Similarly, it is essential liberally cite those researchers who you
conjecture might be reviewers of your paper: this will be the
first thing the reviewers will
check.
- Make sure that you do not acknowledge one of your co-authors; it gives
away too much of the paper's history.
- Demonstrate your total concentration on the deep science within your
paper by outrageous violation of the rules of grammar; for example, omit
verbs from key sentences, deprecate the use of the definite article and
utterly ignore conventions of punctuations and capitalisation.
- If you managed to become a big-shot then simply assign the task of
writing to your student. Make sure he
gets acknowledged.
- Never write an open question in your paper that you have not already
answered.
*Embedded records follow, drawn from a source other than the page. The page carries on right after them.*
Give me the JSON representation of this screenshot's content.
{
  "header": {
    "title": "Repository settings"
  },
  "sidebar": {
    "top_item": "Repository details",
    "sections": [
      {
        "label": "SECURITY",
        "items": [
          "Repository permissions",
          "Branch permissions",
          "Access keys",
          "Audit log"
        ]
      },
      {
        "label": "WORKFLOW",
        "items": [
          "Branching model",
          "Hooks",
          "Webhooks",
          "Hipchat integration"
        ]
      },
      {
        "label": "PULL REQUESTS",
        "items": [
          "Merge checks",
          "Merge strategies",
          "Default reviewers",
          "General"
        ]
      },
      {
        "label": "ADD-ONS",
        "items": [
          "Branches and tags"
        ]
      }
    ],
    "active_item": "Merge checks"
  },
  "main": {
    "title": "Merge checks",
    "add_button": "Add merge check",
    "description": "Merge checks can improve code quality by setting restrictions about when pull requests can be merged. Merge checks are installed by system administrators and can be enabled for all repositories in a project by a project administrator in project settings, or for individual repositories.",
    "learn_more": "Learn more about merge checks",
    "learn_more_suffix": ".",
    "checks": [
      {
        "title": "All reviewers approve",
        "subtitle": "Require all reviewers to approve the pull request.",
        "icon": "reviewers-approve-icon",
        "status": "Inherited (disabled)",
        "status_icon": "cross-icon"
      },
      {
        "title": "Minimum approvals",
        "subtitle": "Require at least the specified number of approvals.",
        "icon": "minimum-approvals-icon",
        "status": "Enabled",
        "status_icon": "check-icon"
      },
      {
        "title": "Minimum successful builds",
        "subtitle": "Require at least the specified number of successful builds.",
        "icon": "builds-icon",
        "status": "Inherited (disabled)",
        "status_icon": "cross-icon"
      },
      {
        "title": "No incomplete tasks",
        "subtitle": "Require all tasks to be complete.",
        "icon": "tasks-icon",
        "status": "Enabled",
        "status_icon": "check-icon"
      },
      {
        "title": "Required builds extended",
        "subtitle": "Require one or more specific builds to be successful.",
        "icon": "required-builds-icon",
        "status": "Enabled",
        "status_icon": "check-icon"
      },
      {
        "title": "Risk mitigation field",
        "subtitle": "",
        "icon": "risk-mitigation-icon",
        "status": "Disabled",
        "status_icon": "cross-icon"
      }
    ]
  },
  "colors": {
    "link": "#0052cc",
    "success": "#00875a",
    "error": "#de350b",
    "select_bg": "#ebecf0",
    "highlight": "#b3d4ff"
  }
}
You will only get asked by the editor
to solve it.
- If you are at a loss as to what to write about, a good strategy is to
find an old algorithm in the literature; rename it and obfuscate it (by
change of notation - see above). If necessary introduce inefficiencies
which you will be able to remove by an "improved algorithm" in a later
paper. After a decent interval (a year will do) you can write another
paper
- Think about a good structure of your paper and try to use consistent
and well known notation. Always keep in mind that you write the paper in
order to communicate your idea to the readers. Adhere to the rules of
grammar and avoid typographic errors.